Editor note: On 04/07/2005, Following scrutiny of the class of arthritis drugs known as NSAIDs and COX-2 inhibitors, the FDA announced planned regulatory actions. See: Questions & Answers: FDA Actions On COX-2 Inhibitors & NSAIDs
Dateline: June 3, 1999
COX-2 And Inflammation
A report in the June 1999 issue of Nature Medicine points to new information about the role of COX-2 in the inflammation process.
Paul Colville-Nash and colleagues at the William Harvey Research Institute in London report that a new study of lung inflammation in rats indicates that the COX-2 enzyme (cyclooxygenase 2) may have anti-inflammatory properties which occur later in the inflammation process.

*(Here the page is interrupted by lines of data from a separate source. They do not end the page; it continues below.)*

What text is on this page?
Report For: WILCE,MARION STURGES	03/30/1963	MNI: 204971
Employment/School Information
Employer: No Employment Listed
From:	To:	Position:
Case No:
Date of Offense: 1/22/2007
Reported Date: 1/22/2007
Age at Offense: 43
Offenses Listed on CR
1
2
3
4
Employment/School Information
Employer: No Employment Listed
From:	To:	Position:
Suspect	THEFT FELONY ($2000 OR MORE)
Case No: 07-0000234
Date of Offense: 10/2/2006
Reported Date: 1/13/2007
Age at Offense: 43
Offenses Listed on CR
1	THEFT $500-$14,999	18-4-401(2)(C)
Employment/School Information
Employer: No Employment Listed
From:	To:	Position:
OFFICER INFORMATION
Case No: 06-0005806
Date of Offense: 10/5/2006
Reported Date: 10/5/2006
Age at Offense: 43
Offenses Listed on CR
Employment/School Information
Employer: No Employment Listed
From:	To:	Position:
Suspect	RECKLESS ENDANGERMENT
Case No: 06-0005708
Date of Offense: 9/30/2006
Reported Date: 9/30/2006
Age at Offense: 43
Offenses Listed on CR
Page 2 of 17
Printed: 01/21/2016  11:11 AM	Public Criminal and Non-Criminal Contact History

By blocking the COX-2 enzyme, inflammation may be ultimately prolonged, which is contrary to the intent of COX-2 selective inhibitors such as Celebrex and Vioxx.
COX-2 Selective Inhibitors
Celebrex (celecoxib) and Vioxx (rofecoxib) are two recently approved COX-2 selective inhibitors and many more are in development. They are collectively nicknamed "super-aspirins" and were developed after it was discovered that two types of COX exist, COX-1 and COX-2. It is COX-2 which is associated with pain and inflammation. COX-1 has a more extensive role including protection of the gastrointestinal lining.
When the selective COX-2 inhibitors were developed it was exciting news since it was thought that finally a drug was developed which would decrease inflammation yet have much less potential to damage the gastrointestinal tract.
The latest findings though from Colville-Nash and colleagues indicate that COX-2 is associated with an inflammatory reaction during the early phase of an inflammatory response (at about 2 hours). However later in the inflammatory process a swell of COX-2 exists which has been shown to have anti-inflammatory effects in the studied rats.
While the new COX-2 inhibitors and older NSAIDs (nonsteroidal anti-inflammatory drugs) serve to interrupt inflammation early on, it appears they may serve to aggravate inflammation later on. This may also help explain why older NSAIDs, although having anti-inflammatory properties, fall short of stopping disease progression.
The new findings may contribute important concepts towards better use of COX-2 inhibitors and NSAIDs. It may be found that continuous use of these drugs may not be the best application but rather reducing their use at times may enhance their efficacy. It need also be realized that conclusions may not directly apply to humans since the study involved lung inflammation in rats, not joint inflammation in humans. A correlation must be made implementing human clinical trials.